2012 Fiscal Year Annual Research Report
超高速時間分解赤外分光法による励起状態プロトン移動反応の反応ダイナミクス研究
Project/Area Number |
12J05526
|
Research Institution | Kobe University |
Principal Investigator |
近藤 未菜子 神戸大学, 分子フォトサイエンス研究センター, 特別研究員(PD)
|
Keywords | 時間分解振動ダイナミクス / 水素結合相互作用 / 溶媒和ダイナミクス / アミノフタルイミド |
Research Abstract |
本研究は励起状態の化学反応ダイナミクスへ溶媒分子と反応プローブ分子の水素結合形成がどのように影響を及ぼすのかということに注目している。
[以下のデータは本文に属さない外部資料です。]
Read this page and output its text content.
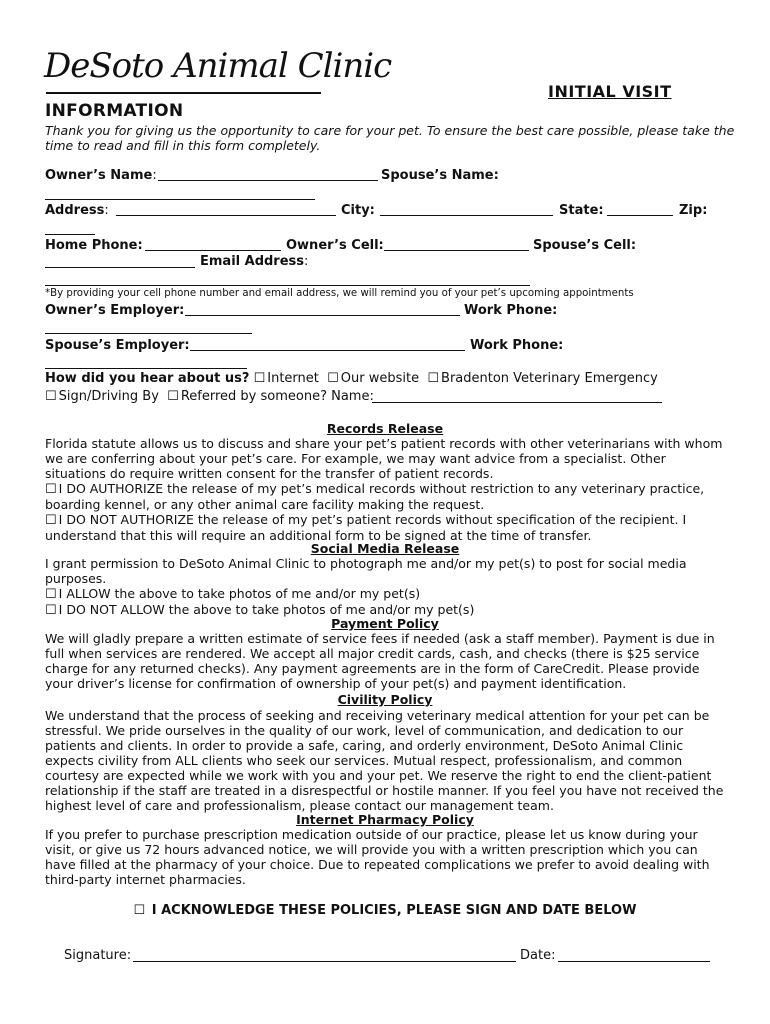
DeSoto Animal Clinic
INITIAL VISIT
INFORMATION
Thank you for giving us the opportunity to care for your pet. To ensure the best care possible, please take the time to read and fill in this form completely.
Owner’s Name:	Spouse’s Name:
Address:	City:	State:	Zip:
Home Phone:	Owner’s Cell:	Spouse’s Cell:
Email Address:
*By providing your cell phone number and email address, we will remind you of your pet’s upcoming appointments
Owner’s Employer:	Work Phone:
Spouse’s Employer:	Work Phone:
How did you hear about us? ☐ Internet ☐ Our website ☐ Bradenton Veterinary Emergency
☐ Sign/Driving By ☐ Referred by someone? Name:
Records Release

Florida statute allows us to discuss and share your pet’s patient records with other veterinarians with whom we are conferring about your pet’s care. For example, we may want advice from a specialist. Other situations do require written consent for the transfer of patient records.

☐ I DO AUTHORIZE the release of my pet’s medical records without restriction to any veterinary practice, boarding kennel, or any other animal care facility making the request.

☐ I DO NOT AUTHORIZE the release of my pet’s patient records without specification of the recipient. I understand that this will require an additional form to be signed at the time of transfer.

Social Media Release

I grant permission to DeSoto Animal Clinic to photograph me and/or my pet(s) to post for social media purposes.

☐ I ALLOW the above to take photos of me and/or my pet(s)

☐ I DO NOT ALLOW the above to take photos of me and/or my pet(s)

Payment Policy
We will gladly prepare a written estimate of service fees if needed (ask a staff member). Payment is due in full when services are rendered. We accept all major credit cards, cash, and checks (there is $25 service charge for any returned checks). Any payment agreements are in the form of CareCredit. Please provide your driver’s license for confirmation of ownership of your pet(s) and payment identification.
Civility Policy
We understand that the process of seeking and receiving veterinary medical attention for your pet can be stressful. We pride ourselves in the quality of our work, level of communication, and dedication to our patients and clients. In order to provide a safe, caring, and orderly environment, DeSoto Animal Clinic expects civility from ALL clients who seek our services. Mutual respect, professionalism, and common courtesy are expected while we work with you and your pet. We reserve the right to end the client-patient relationship if the staff are treated in a disrespectful or hostile manner. If you feel you have not received the highest level of care and professionalism, please contact our management team.
Internet Pharmacy Policy
If you prefer to purchase prescription medication outside of our practice, please let us know during your visit, or give us 72 hours advanced notice, we will provide you with a written prescription which you can have filled at the pharmacy of your choice. Due to repeated complications we prefer to avoid dealing with third-party internet pharmacies.
☐ I ACKNOWLEDGE THESE POLICIES, PLEASE SIGN AND DATE BELOW
Signature:	Date:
当初予定していたヒドロキシキノリンでは必要な濃度で溶液を調整することが難しいため、プローブ分子の変更を行った。用いた4-アミノフタルイミド(4-AP)は蛍光プローブとして知られる分子であり極性溶媒中では励起状態で電荷移動反応することが知られている。4-APは溶媒和、回転緩和ダイナミクスの測定に多く用いられている。近年では、逆ミセル内の制限空間内の溶媒やイオン液体などより複雑な系へ応用されている。プロトン性溶媒中ではその電子スペクトルのピーク位置が溶媒の極性から予想されるピーク位置から大きくずれること、蛍光消光がおこることが知られている。これは、基底状態および励起状態の4-AP分子が溶媒分子と水素結合錯体を形成することで、エネルギー状態が非プロトン性溶媒中に存在するときよりも安定化されることが原因と考えられる。このように、4-APは蛍光プローブ分子として盛んに研究され様々な系へ応用されているにもかかわらず、励起状態の振動ダイナミクスの研究はこれまでされていない。そこで、本研究では4・APの励起状態のカルボニル基の振動モードの時間変化を測定する。また、量子化学計算も行い得られた計算結果と実験結果を比較することにより、励起状態における4-APの振動ダイナミクスを詳細に研究することを目的としている。今年度は、基本的な電子スペクトル測定とFTIR測定によって基底状態4-APのカルボニル基の振動モードを様々な溶液中で測定し、分光データの蓄積とその解析を行った。次に、サブpsの時間分解能を持つ可視ポンプ赤外プローブ分光法を用いることにより励起状態のカルボニル基の振動伸縮モードを過渡吸収スペクトルとして測定した。また、同様の実験をイミド基の水素をメチル基置換した4-アミノ-N-メチルフタルイミド(4-AMP)でも行った。
|
Current Status of Research Progress |
Current Status of Research Progress
2: Research has progressed on the whole more than it was originally planned.
Reason
時間分解振動分光法に携わるのは初めてであり、増幅器を用いた実験も始めてであった。そこで初年度は可視ボンプ赤外プローブ分光法に必要な基礎的な定常状態の電子スペクトル測定、FFTIR測定実験をも行い測定装置の原理や使用方法の学ぶことに力点をおいた。また、測定データを解析するためのプログラム開発を行う必要があった。
|
Strategy for Future Research Activity |
量子化学計算(Gaussian09)を行い平成24年度に得られた測定データと比較を行うことによって基底状態、励起状態の振動モードのより詳細な議論を行う。量子化学計算として用いるDFT、TDDFT計算はそれぞれ基底状態、励起状態での振動モードの計算に用いられており、溶媒分子と水素結合錯体を形成した分子モデル、錯体を形成していない単分子での振動数計算を行う。さらに、非極性溶媒と非プロトン性またはプロトン性溶媒との混合液体中で本年度と同様の実験を予定しており、プローブ分子が純溶媒中とは異なる溶媒構造中で振動モードがどのように変えられるのか議論を行う。